In the “us vs. them” climate of today’s political environment, it is easy to get swept away into an endless loop of judgment, argument, and competition. It can be hard to know how to break through so that some fruitful dialogue can actually happen. When others are unable and/or unwilling to communicate respectfully, what can you do?
Dr. Marshall B. Rosenberg came up with an effective and elegant method and consciousness he called Nonviolent Communication (NVC), which he used around the world to help bridge gaps between gangs in Los Angeles, Palestinians and Jews in the Middle East, Croatians and Serbs in the Eastern Bloc and many, many others who had long been at what seemed like insurmountable odds.

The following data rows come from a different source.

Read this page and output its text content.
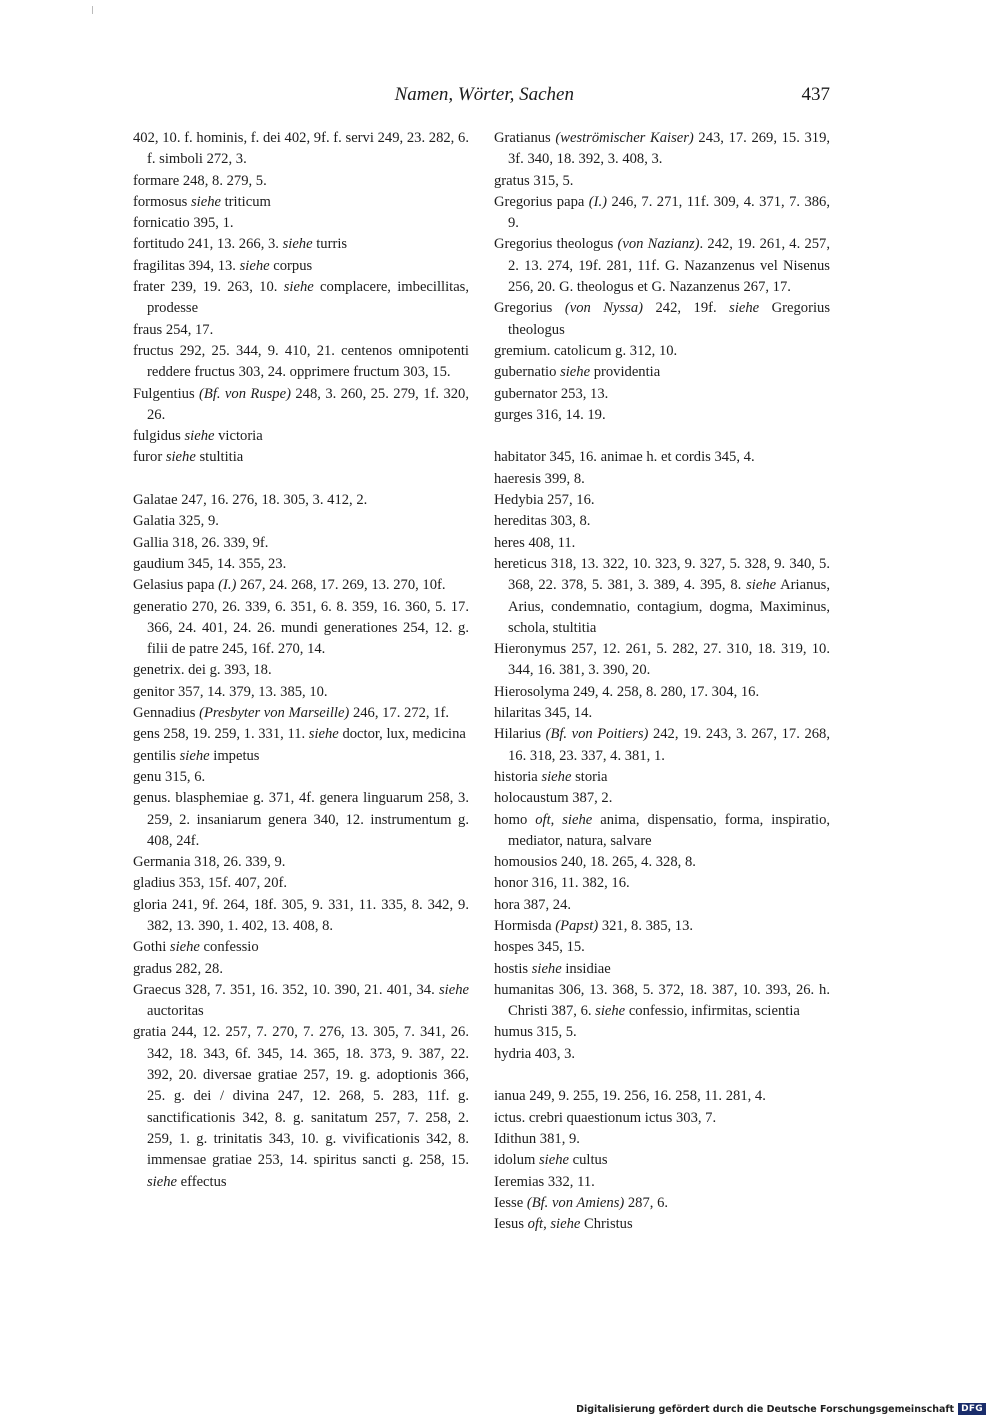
Namen, Wörter, Sachen	437

402, 10. f. hominis, f. dei 402, 9f. f. servi 249, 23. 282, 6. f. simboli 272, 3.

formare 248, 8. 279, 5.

formosus siehe triticum

fornicatio 395, 1.

fortitudo 241, 13. 266, 3. siehe turris

fragilitas 394, 13. siehe corpus

frater 239, 19. 263, 10. siehe complacere, imbecillitas, prodesse

fraus 254, 17.

fructus 292, 25. 344, 9. 410, 21. centenos omnipotenti reddere fructus 303, 24. opprimere fructum 303, 15.

Fulgentius (Bf. von Ruspe) 248, 3. 260, 25. 279, 1f. 320, 26.

fulgidus siehe victoria

furor siehe stultitia

Galatae 247, 16. 276, 18. 305, 3. 412, 2.

Galatia 325, 9.

Gallia 318, 26. 339, 9f.

gaudium 345, 14. 355, 23.

Gelasius papa (I.) 267, 24. 268, 17. 269, 13. 270, 10f.

generatio 270, 26. 339, 6. 351, 6. 8. 359, 16. 360, 5. 17. 366, 24. 401, 24. 26. mundi generationes 254, 12. g. filii de patre 245, 16f. 270, 14.

genetrix. dei g. 393, 18.

genitor 357, 14. 379, 13. 385, 10.

Gennadius (Presbyter von Marseille) 246, 17. 272, 1f.

gens 258, 19. 259, 1. 331, 11. siehe doctor, lux, medicina

gentilis siehe impetus

genu 315, 6.

genus. blasphemiae g. 371, 4f. genera linguarum 258, 3. 259, 2. insaniarum genera 340, 12. instrumentum g. 408, 24f.

Germania 318, 26. 339, 9.

gladius 353, 15f. 407, 20f.

gloria 241, 9f. 264, 18f. 305, 9. 331, 11. 335, 8. 342, 9. 382, 13. 390, 1. 402, 13. 408, 8.

Gothi siehe confessio

gradus 282, 28.

Graecus 328, 7. 351, 16. 352, 10. 390, 21. 401, 34. siehe auctoritas

gratia 244, 12. 257, 7. 270, 7. 276, 13. 305, 7. 341, 26. 342, 18. 343, 6f. 345, 14. 365, 18. 373, 9. 387, 22. 392, 20. diversae gratiae 257, 19. g. adoptionis 366, 25. g. dei / divina 247, 12. 268, 5. 283, 11f. g. sanctificationis 342, 8. g. sanitatum 257, 7. 258, 2. 259, 1. g. trinitatis 343, 10. g. vivificationis 342, 8. immensae gratiae 253, 14. spiritus sancti g. 258, 15. siehe effectus

Gratianus (weströmischer Kaiser) 243, 17. 269, 15. 319, 3f. 340, 18. 392, 3. 408, 3.

gratus 315, 5.

Gregorius papa (I.) 246, 7. 271, 11f. 309, 4. 371, 7. 386, 9.

Gregorius theologus (von Nazianz). 242, 19. 261, 4. 257, 2. 13. 274, 19f. 281, 11f. G. Nazanzenus vel Nisenus 256, 20. G. theologus et G. Nazanzenus 267, 17.

Gregorius (von Nyssa) 242, 19f. siehe Gregorius theologus

gremium. catolicum g. 312, 10.

gubernatio siehe providentia

gubernator 253, 13.

gurges 316, 14. 19.

habitator 345, 16. animae h. et cordis 345, 4.

haeresis 399, 8.

Hedybia 257, 16.

hereditas 303, 8.

heres 408, 11.

hereticus 318, 13. 322, 10. 323, 9. 327, 5. 328, 9. 340, 5. 368, 22. 378, 5. 381, 3. 389, 4. 395, 8. siehe Arianus, Arius, condemnatio, contagium, dogma, Maximinus, schola, stultitia

Hieronymus 257, 12. 261, 5. 282, 27. 310, 18. 319, 10. 344, 16. 381, 3. 390, 20.

Hierosolyma 249, 4. 258, 8. 280, 17. 304, 16.

hilaritas 345, 14.

Hilarius (Bf. von Poitiers) 242, 19. 243, 3. 267, 17. 268, 16. 318, 23. 337, 4. 381, 1.

historia siehe storia

holocaustum 387, 2.

homo oft, siehe anima, dispensatio, forma, inspiratio, mediator, natura, salvare

homousios 240, 18. 265, 4. 328, 8.

honor 316, 11. 382, 16.

hora 387, 24.

Hormisda (Papst) 321, 8. 385, 13.

hospes 345, 15.

hostis siehe insidiae

humanitas 306, 13. 368, 5. 372, 18. 387, 10. 393, 26. h. Christi 387, 6. siehe confessio, infirmitas, scientia

humus 315, 5.

hydria 403, 3.

ianua 249, 9. 255, 19. 256, 16. 258, 11. 281, 4.

ictus. crebri quaestionum ictus 303, 7.

Idithun 381, 9.

idolum siehe cultus

Ieremias 332, 11.

Iesse (Bf. von Amiens) 287, 6.

Iesus oft, siehe Christus

Digitalisierung gefördert durch die Deutsche Forschungsgemeinschaft DFG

One of the key components of NVC is listening, but not just any kind of listening. Marshall taught empathic listening. One could call it “engaged listening” because it requires us to engage fully in mindfulness practice, while intentionally using the techniques he developed to make the listening truly effective. We can use these powerful, cultivable skills to engage with those whose views--even political views--we do not share.
While there is no guarantee these skills will automatically “work”, those who have used them around the world for decades will attest that they dramatically increase the likelihood that connection will happen. When it does, more often than not, solutions to lifelong conflicts are usually not far away.
Please join us for learning, practice and discussion.